← ClaudeAtlas

watch-runlisted

Emit-on-event health watcher for a long paired/ab benchmark run, meant to be fed to the Monitor tool (each stdout line becomes one notification) so an unattended 75-min run cannot fail silently. Coverage-first by design — it speaks up on liveness (ALIVE), on new error signatures in the proxy/tee logs (ERROR), on a stall or crash (STALL/DEAD — silence is not success), and on completion (COMPLETE) — not just the happy path. Stall is tracked on the SHADOW (A0) turn-log, which is passthrough with keep-alive OFF so every line is a real turn; the PRIMARY (A5) log also grows from keep-alive pings during idle gaps and would mask a stalled conversation, so it must not drive stall detection. Use it to babysit `.skills/paired` or `.skills/ab` runs whose wall clock exceeds the Monitor's 60-min non-persistent cap (run it persistent).

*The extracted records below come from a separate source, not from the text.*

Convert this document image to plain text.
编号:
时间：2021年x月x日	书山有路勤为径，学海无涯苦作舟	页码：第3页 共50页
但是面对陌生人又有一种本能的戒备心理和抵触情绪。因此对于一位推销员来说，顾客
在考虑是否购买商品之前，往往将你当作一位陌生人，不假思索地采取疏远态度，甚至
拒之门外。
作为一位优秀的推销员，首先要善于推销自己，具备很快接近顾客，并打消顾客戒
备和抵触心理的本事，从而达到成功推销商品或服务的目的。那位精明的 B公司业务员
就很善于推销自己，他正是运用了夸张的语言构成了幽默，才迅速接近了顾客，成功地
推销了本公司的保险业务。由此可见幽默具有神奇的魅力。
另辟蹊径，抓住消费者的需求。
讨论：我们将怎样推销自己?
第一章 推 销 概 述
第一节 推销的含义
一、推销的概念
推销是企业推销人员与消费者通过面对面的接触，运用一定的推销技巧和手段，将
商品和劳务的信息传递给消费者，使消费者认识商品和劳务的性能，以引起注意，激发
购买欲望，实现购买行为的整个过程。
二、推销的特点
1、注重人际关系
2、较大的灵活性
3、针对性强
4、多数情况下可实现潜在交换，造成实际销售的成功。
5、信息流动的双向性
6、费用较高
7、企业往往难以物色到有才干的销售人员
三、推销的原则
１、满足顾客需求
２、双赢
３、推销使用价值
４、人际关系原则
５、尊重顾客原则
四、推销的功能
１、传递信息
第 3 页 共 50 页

zapgun-ai/clawback · ★ 2 · AI & Automation · score 63
Install: claude install-skill zapgun-ai/clawback
# clawback run health watcher `.skills/watch-run/scripts/watch_run.sh <out-dir> [listen-port primary-port shadow-port]` Defaults: ports `8788` (tee/listen) `8790` (primary) `8791` (shadow) — the `.skills/paired` defaults. Pass the run's `--out` dir as the first arg. ## How to use (with Monitor) Launch the run in the background first (e.g. `.skills/scripts/run_paired.sh … --out runs/paired-haiku-L1`), then attach this under the **Monitor** tool with `persistent: true` (a 75-min run exceeds Monitor's 60-min non-persistent timeout). The watcher exits on its own at COMPLETE/DEAD/WATCH-END, which ends the Monitor cleanly; TaskStop it early if you abort the run. ``` Monitor(persistent=true, command=".skills/watch-run/scripts/watch_run.sh runs/paired-haiku-L1 8788 8790 8791") ``` ## Events it emits (one line = one notification) - `ALIVE a0=.. a5=..` — first turns observed; the run came up. - `ERROR(+n) … :: <last matching line>` — n new error-signature lines in `proxy.primary.log` / `proxy.shadow.log` / `tee.log` (overload, 429, EADDRINUSE/ECONN*, `→ 4xx/5xx`, Traceback, force-exit, `[error]`, …). - `STALL …` — no new SHADOW turn for 12 min but a proxy is still listening (warned once; the conversation is wedged, processes alive). - `DEAD …` — no new SHADOW turn for 12 min AND no proxy listening → the run crashed; exits 1. - `COMPLETE a0=.. a5=.. (+Nm)` — `report.md` present (analyzer finished); exits 0. - `WATCH-END` — ~95-min wall-clock backstop tripped; exits 2.